How one views 2008 depends largely on perspective. In the political world, Democrats see 2008 as a year of renewal and rebirth while Republicans are grieving – at least nationally. The results in Kentucky were mixed.

The year was a whirlwind of change and uncertainty. Supporters of Barack Obama are happy, but a failing economy, the apparent collapse of the automobile industry, lost jobs and retirement savings have produced dark and deepening anxiety.

We lost William F. Buckley, the witty and intellectual conservative icon, and Kentucky lost Tom Gish, owner and publisher of The Mountain Eagle in Whitesburg. National political commentary and Kentucky journalism will never be quite the same. American popular culture won’t either as actor and activist Paul Newman left the scene.

Think of what transpired and how our world changed. It began with a woman favored to win the presidency and ended with the election of an African American. In between, Hillary Clinton criss-crossed the state and was affectionately dubbed “Kentucky’s adopted daughter” by admiring Democratic supporters.

Republican nominee John McCain visited little Inez, Ky., in Martin County, and a southern Kentucky boy found yet another place to love in eastern Kentucky. Unfortunately for Kentucky’s image, CNN broadcast unflattering images of the state to the rest of the country. Frankfort politicians were outraged, but seem little inclined to do anything that might change that image – which does not fairly reflect the real Kentucky or its people but in truth is not altogether inaccurate either.

In some ways, not much at all changed in Kentucky. A new governor struggled with the budget, the legislature and politics. Steve Beshear’s signature legislative priority – expanded gambling – failed.

A lot of other bills died as leaders of the Democratic-controlled House and Republican-controlled Senate petulantly refused to act on the other’s bills until the clock ran out, ending the session in embarrassment.

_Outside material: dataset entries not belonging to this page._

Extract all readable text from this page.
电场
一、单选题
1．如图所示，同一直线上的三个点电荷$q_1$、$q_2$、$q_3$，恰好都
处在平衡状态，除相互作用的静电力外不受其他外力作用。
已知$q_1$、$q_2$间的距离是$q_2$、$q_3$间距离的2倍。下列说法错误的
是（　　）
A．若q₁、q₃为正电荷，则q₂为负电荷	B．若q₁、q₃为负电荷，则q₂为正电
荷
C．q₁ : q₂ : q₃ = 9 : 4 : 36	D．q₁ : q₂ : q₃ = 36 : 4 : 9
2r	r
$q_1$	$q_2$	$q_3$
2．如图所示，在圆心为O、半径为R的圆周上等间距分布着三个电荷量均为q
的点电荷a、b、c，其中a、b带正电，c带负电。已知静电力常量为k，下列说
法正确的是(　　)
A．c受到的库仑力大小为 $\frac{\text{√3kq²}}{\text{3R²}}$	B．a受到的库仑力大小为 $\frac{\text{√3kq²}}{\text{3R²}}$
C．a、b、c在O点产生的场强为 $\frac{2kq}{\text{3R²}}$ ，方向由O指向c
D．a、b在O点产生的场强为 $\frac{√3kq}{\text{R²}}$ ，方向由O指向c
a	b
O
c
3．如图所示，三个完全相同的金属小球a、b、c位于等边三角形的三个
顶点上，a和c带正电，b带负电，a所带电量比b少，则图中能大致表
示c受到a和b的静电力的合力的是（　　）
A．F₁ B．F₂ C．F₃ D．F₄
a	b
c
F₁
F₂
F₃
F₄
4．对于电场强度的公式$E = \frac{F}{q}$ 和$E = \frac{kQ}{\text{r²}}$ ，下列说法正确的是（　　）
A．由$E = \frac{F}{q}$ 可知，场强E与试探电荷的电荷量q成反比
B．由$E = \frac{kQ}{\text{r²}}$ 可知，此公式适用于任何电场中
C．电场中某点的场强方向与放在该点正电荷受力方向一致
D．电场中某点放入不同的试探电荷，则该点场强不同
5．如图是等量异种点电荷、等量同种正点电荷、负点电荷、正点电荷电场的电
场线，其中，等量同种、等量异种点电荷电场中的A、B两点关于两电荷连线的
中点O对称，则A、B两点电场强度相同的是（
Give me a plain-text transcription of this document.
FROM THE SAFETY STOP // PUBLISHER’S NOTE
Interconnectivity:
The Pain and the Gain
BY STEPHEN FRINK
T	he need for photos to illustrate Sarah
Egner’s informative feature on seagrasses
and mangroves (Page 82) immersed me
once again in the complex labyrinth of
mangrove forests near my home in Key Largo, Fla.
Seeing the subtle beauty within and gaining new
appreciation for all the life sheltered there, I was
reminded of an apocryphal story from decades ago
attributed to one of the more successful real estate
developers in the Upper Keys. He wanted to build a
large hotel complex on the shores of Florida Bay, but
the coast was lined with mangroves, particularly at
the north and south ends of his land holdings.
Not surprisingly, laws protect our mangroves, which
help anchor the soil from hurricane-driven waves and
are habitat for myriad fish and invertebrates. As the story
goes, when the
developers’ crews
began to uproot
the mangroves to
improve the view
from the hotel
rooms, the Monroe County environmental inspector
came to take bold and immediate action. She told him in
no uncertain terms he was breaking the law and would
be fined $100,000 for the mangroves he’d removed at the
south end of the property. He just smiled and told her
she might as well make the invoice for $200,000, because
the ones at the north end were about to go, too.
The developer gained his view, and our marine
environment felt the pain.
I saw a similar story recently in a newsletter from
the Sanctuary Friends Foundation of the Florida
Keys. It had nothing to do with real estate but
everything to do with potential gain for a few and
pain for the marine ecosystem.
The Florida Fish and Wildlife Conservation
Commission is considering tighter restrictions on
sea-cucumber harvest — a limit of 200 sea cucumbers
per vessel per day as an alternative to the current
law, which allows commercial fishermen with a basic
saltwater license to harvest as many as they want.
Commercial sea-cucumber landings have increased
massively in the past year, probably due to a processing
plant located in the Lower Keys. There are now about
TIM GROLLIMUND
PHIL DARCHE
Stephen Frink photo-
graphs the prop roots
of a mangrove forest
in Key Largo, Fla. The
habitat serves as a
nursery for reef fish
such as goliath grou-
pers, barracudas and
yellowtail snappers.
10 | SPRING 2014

The governor took his public relations show on the road, his poll ratings recovered and lawmakers held their partisan tongues long enough to pass a pension reform bill in special session. Still another (in what seems an endless) budget crisis promises more retrenchment in higher education and improvements in Kentucky’s quality of life. David Williams remains in full control of the Senate while Jody Richards and Greg Stumbo wrestle for control of the fractious House.

Not much ever changes in Kentucky.

In January, there were trouble signs in the economy, but the country remained hopeful it could weather the gathering storm. That confidence weakened with rising oil and gasoline prices, which climbed above $4 a gallon by summer.

But confidence disappeared entirely when the bottom fell out of the economy, credit froze and financial giants and auto makers, all run by people who make more money in a day than many American workers make in a year, came begging for federal handouts.

Again, depending on your perspective, Congress and lame duck President George W. Bush provided a rescue for “a once-in-a-100 years crisis” or a bail out of those responsible for the mess. Either way, it almost cost Sen. Mitch McConnell his job. He managed to buck a national trend and hold onto his powerful position as Republican Leader – but a leader of a shrunken minority. Still, he’s on easy street compared to what awaits President-elect Obama.

We await a new year and hope for a new beginning with a new president. On the night of his historic election, Obama spoke forthrightly of the great and growing challenges facing him and the nation.

Wish him well. And hope that 2009 is better on the whole than 2008.